The paper presents an innovative DSL that streamlines mapper generation by abstracting complex C++ APIs and reducing low-level code complexity.
LLM-driven optimization iteratively refines mapping strategies, achieving performance improvements up to 1.34x in scientific and matrix multiplication tasks.
Experimental results confirm that the automated mappers consistently match or surpass expert-designed solutions, underscoring the potential for broader AI-driven system design.

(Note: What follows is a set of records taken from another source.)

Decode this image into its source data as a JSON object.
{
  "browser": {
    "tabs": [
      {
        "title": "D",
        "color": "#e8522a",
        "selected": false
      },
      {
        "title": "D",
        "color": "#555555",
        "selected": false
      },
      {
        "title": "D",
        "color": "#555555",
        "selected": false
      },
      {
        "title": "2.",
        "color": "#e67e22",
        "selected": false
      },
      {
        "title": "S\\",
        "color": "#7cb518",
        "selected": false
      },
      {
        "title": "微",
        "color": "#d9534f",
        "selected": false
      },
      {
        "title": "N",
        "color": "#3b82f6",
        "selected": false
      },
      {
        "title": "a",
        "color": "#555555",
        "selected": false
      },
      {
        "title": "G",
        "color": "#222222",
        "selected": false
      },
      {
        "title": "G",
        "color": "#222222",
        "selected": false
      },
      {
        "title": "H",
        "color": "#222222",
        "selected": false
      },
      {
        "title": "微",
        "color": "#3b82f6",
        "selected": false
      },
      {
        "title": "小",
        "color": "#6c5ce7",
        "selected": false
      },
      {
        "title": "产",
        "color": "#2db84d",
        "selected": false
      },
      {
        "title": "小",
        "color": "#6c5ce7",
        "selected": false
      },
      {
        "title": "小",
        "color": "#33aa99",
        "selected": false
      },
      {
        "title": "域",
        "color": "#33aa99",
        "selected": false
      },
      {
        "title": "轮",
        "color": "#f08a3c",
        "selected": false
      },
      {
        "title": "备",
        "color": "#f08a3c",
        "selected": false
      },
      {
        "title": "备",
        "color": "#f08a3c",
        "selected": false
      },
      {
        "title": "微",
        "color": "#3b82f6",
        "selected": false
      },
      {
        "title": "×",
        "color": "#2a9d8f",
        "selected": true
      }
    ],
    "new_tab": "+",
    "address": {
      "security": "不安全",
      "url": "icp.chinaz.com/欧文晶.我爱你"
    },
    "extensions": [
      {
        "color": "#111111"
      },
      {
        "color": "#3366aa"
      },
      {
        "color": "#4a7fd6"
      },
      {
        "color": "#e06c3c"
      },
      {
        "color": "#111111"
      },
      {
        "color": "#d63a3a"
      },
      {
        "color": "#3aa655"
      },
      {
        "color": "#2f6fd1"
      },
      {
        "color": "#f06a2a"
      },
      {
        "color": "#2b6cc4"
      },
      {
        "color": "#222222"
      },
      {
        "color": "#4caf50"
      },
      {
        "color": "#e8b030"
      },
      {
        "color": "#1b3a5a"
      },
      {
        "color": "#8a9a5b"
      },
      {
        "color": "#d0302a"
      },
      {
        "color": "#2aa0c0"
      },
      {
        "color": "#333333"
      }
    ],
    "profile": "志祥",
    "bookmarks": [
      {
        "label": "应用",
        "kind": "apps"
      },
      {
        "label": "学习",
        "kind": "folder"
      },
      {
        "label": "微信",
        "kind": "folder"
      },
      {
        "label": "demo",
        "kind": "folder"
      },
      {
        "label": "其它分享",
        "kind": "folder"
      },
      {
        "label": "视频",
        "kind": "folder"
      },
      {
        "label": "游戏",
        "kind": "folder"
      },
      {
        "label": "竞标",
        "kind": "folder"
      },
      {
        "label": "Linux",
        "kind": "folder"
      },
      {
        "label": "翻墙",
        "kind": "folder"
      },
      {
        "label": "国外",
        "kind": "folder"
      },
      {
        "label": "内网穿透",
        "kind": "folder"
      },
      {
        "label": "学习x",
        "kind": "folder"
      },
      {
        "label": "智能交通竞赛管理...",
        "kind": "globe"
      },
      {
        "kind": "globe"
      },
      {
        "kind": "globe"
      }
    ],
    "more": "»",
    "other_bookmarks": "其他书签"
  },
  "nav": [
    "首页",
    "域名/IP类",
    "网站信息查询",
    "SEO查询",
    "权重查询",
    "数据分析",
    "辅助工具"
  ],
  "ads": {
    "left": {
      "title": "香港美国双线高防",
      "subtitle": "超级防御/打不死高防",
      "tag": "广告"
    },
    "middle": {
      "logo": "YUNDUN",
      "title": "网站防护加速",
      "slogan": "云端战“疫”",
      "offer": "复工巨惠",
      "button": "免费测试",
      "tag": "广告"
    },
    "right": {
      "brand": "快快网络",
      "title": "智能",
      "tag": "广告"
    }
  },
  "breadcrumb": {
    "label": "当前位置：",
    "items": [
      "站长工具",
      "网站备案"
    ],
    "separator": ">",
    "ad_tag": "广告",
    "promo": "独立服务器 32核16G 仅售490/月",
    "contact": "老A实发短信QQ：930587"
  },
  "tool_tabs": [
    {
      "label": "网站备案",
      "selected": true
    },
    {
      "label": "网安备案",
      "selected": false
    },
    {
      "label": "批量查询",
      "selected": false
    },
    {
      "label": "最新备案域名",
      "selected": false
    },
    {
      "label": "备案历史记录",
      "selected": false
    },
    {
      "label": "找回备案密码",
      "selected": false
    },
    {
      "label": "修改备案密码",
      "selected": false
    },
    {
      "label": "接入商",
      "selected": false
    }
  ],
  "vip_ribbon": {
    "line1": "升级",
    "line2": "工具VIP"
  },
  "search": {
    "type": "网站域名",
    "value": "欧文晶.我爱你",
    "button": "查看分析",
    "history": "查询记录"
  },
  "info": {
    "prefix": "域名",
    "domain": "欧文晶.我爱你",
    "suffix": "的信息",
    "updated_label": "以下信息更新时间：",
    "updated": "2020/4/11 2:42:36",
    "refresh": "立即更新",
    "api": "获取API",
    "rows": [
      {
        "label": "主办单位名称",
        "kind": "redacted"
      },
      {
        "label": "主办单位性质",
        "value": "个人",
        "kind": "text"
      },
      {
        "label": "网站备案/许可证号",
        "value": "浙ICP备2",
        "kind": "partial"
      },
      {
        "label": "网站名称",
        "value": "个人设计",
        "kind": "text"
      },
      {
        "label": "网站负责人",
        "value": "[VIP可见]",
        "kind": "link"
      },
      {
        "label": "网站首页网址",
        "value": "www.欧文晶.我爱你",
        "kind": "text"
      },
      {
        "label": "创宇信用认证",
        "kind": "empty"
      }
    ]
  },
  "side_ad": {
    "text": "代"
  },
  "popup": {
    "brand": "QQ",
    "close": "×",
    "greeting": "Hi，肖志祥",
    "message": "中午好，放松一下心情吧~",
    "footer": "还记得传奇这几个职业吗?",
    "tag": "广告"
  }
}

Essay: Improving Parallel Program Performance Through DSL-Driven Code Generation with LLM Optimizers

The paper presents a novel approach to optimizing parallel program performance by automating the generation of mappers through a domain-specific language (DSL) and LLM optimizers. This work addresses the complexities associated with task-based programming, where efficient mapping of computations to processors and data to memory is crucial yet labor-intensive.

Key Contributions

Domain-Specific Language (DSL) for Mapper Generation: The paper introduces a DSL that abstracts away intricate low-level C++ APIs, simplifying the code generation process for LLMs. This DSL reduces code complexity significantly, allows high-level mappings, and structures the search space for code generation.
LLM-Driven Optimization: By framing mapper generation as a discrete optimization problem, the authors leverage LLMs to explore the vast search space of potential mappings. The generated mappers are optimized iteratively using feedback from system performance evaluations.
Performance Improvements: Experimental results demonstrate that LLM-generated mappers can outperform expert-designed mappers, achieving up to 1.34x speedup in scientific applications and up to 1.31x in parallel matrix multiplication algorithms.

Methodology

The paper highlights two main challenges: generating syntactically correct mapper code and finding optimal mapping strategies. The DSL is designed to enable LLMs to effectively generate mapping code by encapsulating critical mapping decisions. These include processor selection, memory placement, data layout, and index mapping.

The paper uses an agent-based system implemented with Trace, allowing feedback-driven iterative refinement of DSL mappers. This system feeds performance metrics back to the LLM optimizer, enabling the refinement of mappers under a structured search space defined by the DSL.

Experimental Validation

Experiments involved multiple applications, including circuit simulation and matrix multiplication algorithms. The DSL reduced the lines of code required from hundreds to tens, proving advantageous over traditional C++ implementations. The generated mappers consistently matched or surpassed the performance of expert mappers.

The authors also conducted an ablation paper on feedback types, reinforcing that high-quality feedback significantly guides LLM optimizers toward efficient mappers.

Implications and Future Work

The paper suggests that LLM-based optimization using a DSL can significantly reduce the workload of performance engineers while achieving substantial performance gains. This opens avenues for broader application of LLM optimizers in complex system design challenges beyond parallel programming, such as automatic tuning in various software systems.

Future directions could include refining the DSL for broader applicability, exploring more optimization techniques within LLM frameworks, and extending the approach to other domains that require software optimization.

Conclusion

This work advances the field by integrating DSL and LLM technologies to automate and optimize parallel program performance, demonstrating practical effectiveness in complex computational tasks. The approach not only alleviates the tediousness of manual mapper coding but also explores the potential of LLMs to automate sophisticated system-level code generation tasks, setting the stage for further innovations in AI-driven system design.